URLs du Jour

2017-12-24

■ We keep hoping for a miracle. Specifically, that our mindless clomping through the Book of Proverbs will come up with something Christmas-relevant. We need to scrunch up our eyes a bit today, but let's say Proverbs 17:14 is good advice to anyone likely to attend a Christmas dinner with people who like to bring up politics:

14 Starting a quarrel is like breaching a dam;
    so drop the matter before a dispute breaks out.

For some reason, dinner-table political discussion seems to be more common at Thanksgiving than Christmas. Why is that?


■ George F. Will relates how the little folks are standing up to big-union avariciousness and Washington's state government: Public Workers Could Stand to Benefit from Janus v. AFSCME.

It is protected by Washington state’s lopsidedly Democratic political class, which knows who butters its bread. It has been provided with bespoke law, tailored for its comfort. Nevertheless, the Service Employees International Union (SEIU) has been so avaricious in its objectives and so thuggish in its methods that it has been bested by the Freedom Foundation.

This small conservative outfit, which punches above its weight and is led by Tom McCabe, relishes the SEIU’s accusation that it has committed “tortious interference” with “business expectancy.” This melodious legalese means that the Foundation is guilty of informing SEIU members and fee-payers — many of them reluctant participants — of their right not to fill the SEIU’s coffers, from which flow contributions to Democrats.

The dirty-trick details of how SEIU and its buddies in the state government have fought to maintain the cash flow to the union may raise your blood pressure a bit.


■ The Union Leader reports on the botched prosecution of Cliven Bundy: Mistrial for rancher who led land revolt in Nevada in 2014.

A federal judge on Wednesday declared a mistrial in the criminal case against Nevada rancher Cliven Bundy and three others for their role in a 2014 armed standoff with U.S. government agents, and rebuked prosecutors for withholding evidence from the defense.

Bundy, two of his sons and another man were charged with 15 counts of conspiracy, assault and other offenses stemming from the confrontation, which galvanized right-wing militia groups challenging federal authority over vast tracts of public lands in the American West.

U.S. District Judge Gloria Navarro told federal prosecutors they had willfully violated evidence rules in failing to turn over pertinent documents to the defense, adding that “the failure is prejudicial” to ensuring a fair trial.

I believe the sole person in jail as a result of the "standoff" remains Rochester, New Hampshire's Jerry DeLemus, 62 years old, serving a six-year sentence at Fort Devens.

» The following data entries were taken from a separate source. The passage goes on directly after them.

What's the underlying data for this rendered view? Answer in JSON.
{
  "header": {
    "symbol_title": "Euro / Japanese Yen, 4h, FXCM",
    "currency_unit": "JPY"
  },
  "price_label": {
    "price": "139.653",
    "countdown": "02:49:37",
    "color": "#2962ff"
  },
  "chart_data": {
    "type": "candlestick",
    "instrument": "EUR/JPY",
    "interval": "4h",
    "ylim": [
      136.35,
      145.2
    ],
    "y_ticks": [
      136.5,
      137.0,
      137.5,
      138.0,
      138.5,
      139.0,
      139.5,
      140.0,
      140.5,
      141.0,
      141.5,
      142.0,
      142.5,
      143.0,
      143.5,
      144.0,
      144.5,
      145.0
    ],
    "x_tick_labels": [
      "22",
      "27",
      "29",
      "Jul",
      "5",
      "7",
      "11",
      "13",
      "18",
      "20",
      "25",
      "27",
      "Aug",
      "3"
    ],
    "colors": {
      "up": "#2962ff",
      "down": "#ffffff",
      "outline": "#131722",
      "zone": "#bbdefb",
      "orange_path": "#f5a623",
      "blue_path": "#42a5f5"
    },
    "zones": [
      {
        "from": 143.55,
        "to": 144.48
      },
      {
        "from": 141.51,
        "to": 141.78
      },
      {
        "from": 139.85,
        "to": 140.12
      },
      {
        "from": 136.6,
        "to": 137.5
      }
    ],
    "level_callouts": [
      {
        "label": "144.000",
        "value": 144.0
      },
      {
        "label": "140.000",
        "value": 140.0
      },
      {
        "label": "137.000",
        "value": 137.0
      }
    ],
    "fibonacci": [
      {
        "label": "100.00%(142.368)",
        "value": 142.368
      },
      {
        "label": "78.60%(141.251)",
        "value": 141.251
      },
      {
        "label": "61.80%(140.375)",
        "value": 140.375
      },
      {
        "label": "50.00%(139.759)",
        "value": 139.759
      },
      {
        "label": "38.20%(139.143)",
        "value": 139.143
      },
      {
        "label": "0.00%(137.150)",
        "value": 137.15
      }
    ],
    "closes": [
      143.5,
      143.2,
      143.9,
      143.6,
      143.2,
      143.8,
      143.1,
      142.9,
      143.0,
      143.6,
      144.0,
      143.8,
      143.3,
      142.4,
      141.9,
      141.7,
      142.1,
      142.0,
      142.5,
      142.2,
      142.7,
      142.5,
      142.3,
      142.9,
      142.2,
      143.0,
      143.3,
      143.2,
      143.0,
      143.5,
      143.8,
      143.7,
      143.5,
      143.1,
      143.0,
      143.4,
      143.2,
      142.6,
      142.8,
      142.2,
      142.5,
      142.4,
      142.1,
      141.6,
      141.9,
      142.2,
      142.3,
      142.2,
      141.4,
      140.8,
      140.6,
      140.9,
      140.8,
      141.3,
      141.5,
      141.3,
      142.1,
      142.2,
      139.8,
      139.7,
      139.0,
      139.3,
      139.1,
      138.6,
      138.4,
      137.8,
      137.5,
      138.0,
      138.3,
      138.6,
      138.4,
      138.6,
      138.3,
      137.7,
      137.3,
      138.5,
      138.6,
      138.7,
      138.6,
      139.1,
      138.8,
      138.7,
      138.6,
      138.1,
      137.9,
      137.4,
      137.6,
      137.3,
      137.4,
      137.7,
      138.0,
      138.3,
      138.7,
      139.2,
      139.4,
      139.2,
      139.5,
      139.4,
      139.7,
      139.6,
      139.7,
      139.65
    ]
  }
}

I think Jerry's kind of a nut, but President Trump should pardon him. (Previous Pun Salad defense of DeLemus's antics here.)


Michael Ramirez on Project Cassandra:

Should you need to be brought up to speed on the subject matter of the cartoon, see the Politico scoop: The secret backstory of how Obama let Hezbollah off the hook.

In its determination to secure a nuclear deal with Iran, the Obama administration derailed an ambitious law enforcement campaign targeting drug trafficking by the Iranian-backed terrorist group Hezbollah, even as it was funneling cocaine into the United States, according to a POLITICO investigation.

The campaign, dubbed Project Cassandra, was launched in 2008 after the Drug Enforcement Administration amassed evidence that Hezbollah had transformed itself from a Middle East-focused military and political organization into an international crime syndicate that some investigators believed was collecting $1 billion a year from drug and weapons trafficking, money laundering and other criminal activities.

I wonder how many years it will take for an honest assessment of Obama's foreign policy to work its way into general public consciousness? Articles like Politico's will help.


@kevinNR has a Christmas reflection worth reading: ‘He Himself Carried the Fire’.

It was impossible. Mary may have lived in a time before science, before the polite and clinical agents of reason had scrubbed the angels and demons and desert spirits away from all but the dark outer edges of our minds, but she was a woman—she knew where babies came from and how they got made. She knew that she was a virgin and that she had not become a wife to the man to whom she was engaged. She also knew what being pregnant and unmarried was likely to mean to her—socially, religiously, economically, physically—in first-century Palestine.

She’d probably witnessed her share of stonings.

Religious people sometimes get a pat on the head from their non-believing friends, who say things like, “All that stuff must be very comforting. I wish I could believe it.” But why would Mary have wished to believe it when the angel Gabriel visited her with that joyous and terrible announcement—“You will conceive and give birth to a son, and you are to call him Jesus; He will be great and will be called the Son of the Most High”—when it would have been so much more comforting to believe that she’d simply had a strange dream? “Mary was greatly troubled at his words,” Luke’s gospel says.

“Do not be afraid,” the angel said. Easy for you to say, Gabriel.

I'm not particularly religious myself, but I know it's far from easy.